Microsoft doesn't release new features for Releases anymore. Most development is happening for Azure Pipelines.

Tip: Use the code editor from Azure Pipelines

When you edit a YML file from Azure Pipelines, we recommend to use the built-in editor from Azure Pipelines. You can find this editor by clicking on the three dots on the top right above a pipeline and then click on Edit. By using this editor, you get syntax highlighting, auto-completion and validation of the Azure Pipelines YML. To validate a YML file while in the editor, click on the top right on the three dots and choose Validate. This way you ensure that what you right can actually be understood and executed by Azure Pipelines.

Pipeline artifacts & triggers

In Azure Pipelines you have the option to store a built artifact in your pipeline. To do this, you must use the task Publish Pipeline Artifact. In this task, you can indicate in which folder the artifact should be stored and how it should be named.

Suppose you want to create a separate deployment pipeline, you can then download the artifact from your CI pipeline by using the Download Artifact step.
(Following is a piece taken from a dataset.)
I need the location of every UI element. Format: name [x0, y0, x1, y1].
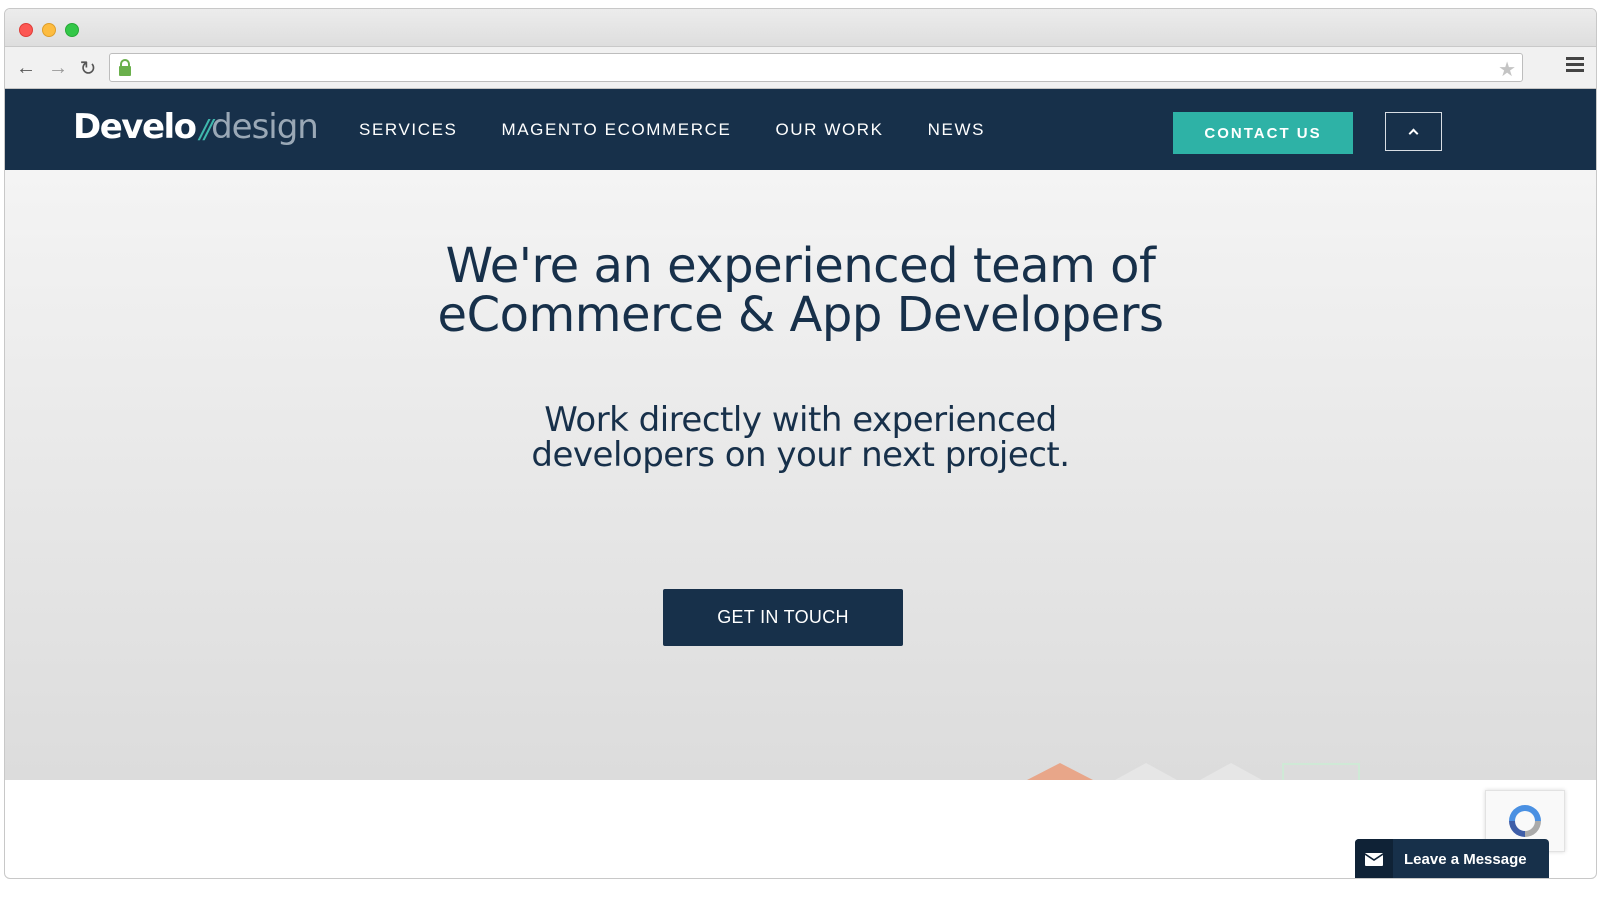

For the option artifactName you can then fill in the same name as you've used for the publish step.

All we want now is that our release pipeline is triggered automatically after a successful run of our CI pipeline. To achieve this, we need to add our CI pipeline as a resource and set the trigger property on it to true. You can see here what that looks like exactly.

4-eyes principle

For many organizations it is important that a single individual cannot just put something into production without review. You have multiple ways of setting the 4-eyes principle up in Azure DevOps. For example, for each pull request to master or main you can force that multiple approvals are required. Also, in a release pipeline you can set that an approval is needed, although enabling that is not so straightforward.
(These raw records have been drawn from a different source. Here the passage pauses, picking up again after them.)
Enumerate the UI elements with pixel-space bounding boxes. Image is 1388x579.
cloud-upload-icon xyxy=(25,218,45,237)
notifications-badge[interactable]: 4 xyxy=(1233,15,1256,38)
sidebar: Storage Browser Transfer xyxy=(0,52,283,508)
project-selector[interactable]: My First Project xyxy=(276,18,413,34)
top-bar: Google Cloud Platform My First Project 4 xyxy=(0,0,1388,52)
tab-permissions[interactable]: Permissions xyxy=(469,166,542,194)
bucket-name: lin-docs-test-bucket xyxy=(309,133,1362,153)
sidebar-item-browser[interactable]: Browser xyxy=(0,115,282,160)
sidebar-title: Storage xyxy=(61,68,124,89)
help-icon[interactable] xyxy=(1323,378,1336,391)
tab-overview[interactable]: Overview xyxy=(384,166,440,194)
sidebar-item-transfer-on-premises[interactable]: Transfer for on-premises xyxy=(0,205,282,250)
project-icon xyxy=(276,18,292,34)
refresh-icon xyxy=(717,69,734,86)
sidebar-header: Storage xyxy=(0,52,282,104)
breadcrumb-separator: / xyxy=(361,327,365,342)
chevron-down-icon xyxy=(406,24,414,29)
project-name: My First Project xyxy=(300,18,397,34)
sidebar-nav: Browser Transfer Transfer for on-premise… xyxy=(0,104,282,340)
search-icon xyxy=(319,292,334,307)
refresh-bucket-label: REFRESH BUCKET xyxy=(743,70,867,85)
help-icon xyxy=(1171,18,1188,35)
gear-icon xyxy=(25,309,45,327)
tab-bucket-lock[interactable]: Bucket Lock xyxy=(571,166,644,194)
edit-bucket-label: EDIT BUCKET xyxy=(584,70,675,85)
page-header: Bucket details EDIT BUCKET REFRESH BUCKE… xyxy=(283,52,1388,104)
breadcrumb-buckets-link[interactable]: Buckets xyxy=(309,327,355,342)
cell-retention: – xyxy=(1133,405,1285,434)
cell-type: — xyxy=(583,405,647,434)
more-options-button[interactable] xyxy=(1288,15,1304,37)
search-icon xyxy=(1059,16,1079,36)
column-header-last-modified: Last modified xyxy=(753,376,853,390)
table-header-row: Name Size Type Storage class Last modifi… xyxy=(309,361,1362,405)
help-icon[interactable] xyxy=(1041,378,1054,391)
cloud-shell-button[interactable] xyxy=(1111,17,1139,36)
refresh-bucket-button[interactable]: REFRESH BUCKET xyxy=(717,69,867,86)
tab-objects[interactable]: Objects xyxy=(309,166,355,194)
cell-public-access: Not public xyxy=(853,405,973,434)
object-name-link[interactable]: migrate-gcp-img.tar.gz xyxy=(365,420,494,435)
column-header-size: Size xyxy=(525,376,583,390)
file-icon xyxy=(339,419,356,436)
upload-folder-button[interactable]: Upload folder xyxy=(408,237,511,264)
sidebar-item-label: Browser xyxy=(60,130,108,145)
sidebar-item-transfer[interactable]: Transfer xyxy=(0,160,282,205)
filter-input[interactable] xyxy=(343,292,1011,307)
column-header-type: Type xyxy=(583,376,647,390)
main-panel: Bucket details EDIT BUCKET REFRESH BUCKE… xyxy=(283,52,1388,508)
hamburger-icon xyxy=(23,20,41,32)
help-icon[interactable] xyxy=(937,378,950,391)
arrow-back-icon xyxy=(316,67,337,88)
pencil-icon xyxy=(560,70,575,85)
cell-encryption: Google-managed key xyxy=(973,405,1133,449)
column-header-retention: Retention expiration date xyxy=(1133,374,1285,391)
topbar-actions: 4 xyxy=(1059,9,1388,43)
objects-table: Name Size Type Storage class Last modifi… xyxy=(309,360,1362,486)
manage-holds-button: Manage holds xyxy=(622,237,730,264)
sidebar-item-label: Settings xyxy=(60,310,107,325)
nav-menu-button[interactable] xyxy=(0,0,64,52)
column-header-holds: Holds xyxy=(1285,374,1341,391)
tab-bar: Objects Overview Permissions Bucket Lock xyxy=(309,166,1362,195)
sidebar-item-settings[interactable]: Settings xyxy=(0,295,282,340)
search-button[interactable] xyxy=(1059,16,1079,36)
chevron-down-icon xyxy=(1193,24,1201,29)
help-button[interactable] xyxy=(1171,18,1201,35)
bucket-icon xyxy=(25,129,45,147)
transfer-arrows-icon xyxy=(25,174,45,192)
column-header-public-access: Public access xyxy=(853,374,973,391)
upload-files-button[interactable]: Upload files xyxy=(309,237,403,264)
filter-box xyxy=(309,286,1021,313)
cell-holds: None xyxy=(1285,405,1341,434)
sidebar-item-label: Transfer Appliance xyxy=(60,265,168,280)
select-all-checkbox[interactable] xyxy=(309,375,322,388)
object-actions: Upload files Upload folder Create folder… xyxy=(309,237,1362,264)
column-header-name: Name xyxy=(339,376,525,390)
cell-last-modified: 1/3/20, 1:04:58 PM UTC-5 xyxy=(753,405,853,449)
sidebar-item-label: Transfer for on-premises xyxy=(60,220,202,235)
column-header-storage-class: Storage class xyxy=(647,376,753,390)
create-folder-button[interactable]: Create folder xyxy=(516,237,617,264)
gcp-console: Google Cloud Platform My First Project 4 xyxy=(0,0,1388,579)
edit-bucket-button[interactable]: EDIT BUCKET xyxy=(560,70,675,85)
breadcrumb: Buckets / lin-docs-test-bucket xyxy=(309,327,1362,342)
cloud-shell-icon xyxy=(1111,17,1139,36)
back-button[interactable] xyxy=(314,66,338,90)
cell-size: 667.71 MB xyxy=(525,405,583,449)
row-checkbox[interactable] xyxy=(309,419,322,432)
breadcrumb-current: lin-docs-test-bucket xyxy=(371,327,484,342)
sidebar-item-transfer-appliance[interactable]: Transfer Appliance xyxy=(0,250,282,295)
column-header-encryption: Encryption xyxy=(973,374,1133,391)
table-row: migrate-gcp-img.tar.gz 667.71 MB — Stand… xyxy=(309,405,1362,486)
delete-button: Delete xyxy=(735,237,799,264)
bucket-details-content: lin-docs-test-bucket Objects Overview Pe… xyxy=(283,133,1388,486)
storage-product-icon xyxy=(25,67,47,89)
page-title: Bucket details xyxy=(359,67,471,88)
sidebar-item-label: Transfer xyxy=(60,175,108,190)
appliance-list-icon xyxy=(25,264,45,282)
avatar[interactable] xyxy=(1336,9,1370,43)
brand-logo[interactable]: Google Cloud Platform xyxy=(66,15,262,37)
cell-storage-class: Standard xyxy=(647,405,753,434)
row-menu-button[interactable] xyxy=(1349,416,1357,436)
To add such a step to Azure Pipelines, you first have to create an Environment (via the menu on the left, below Pipelines). We call our new environment Prod. For Resource choose None. You can then add an approval to this environment via the top right by clicking on the three dots and choosing Approvals and checks. Add users or groups that should approve a deployment to this environment. Note that for a group you can only choose to have a single individual approve or the whole group. If that is not what you want, you're better off adding people individually and setting the number of approvals to 2. Make sure that you've disabled the option to approve own runs. Click Create to create the new check.

Now you can use your environment in the pipeline as follows:

- stage: deploy
  jobs:
  - deployment: DeployWeb
    displayName: deploy Web App
    environment: 'Prod'
    strategy:
      runOnce:
        deploy:
          steps:
            - script: echo Hello world
            ... the rest of your deploy steps ...
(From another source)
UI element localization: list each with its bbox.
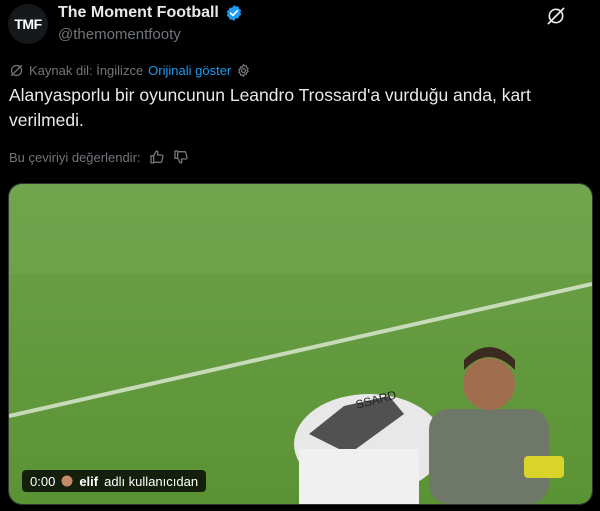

You can see here we've created a job with a set of properties. It is outside the scope of this article to dive deeper into these properties, but you can find the docs about them here. The most important thing to know is that we are registering a deployment on the Environment called Prod via the strategy/runOnce/deploy properties. This way our approvals and checks are loaded for this environment and we have to approve a deployment.

We can now also track deployments to this environment via the interface of Azure DevOps. If you want to read more about that, check out this article.

Screenshot of Approvals and Checks on an Environment in Azure DevOps

Conclusion

We've shown you how you can build your first Azure Pipeline and how you can add more steps from the Marketplace. You've also seen how you can add conditions to your steps and how you can publish and consume artifacts in your pipelines. For a real production pipeline, you will probably need some sort of 4-eyes principle. Setting that up requires some knowledge, but it is definitely possible.

There is of course a lot that we didn't cover, such as triggers, templates and more, let alone all the fun stuff you can do via the Azure DevOps CLI, but for now you have enough to get started and start building pipelines in Azure DevOps.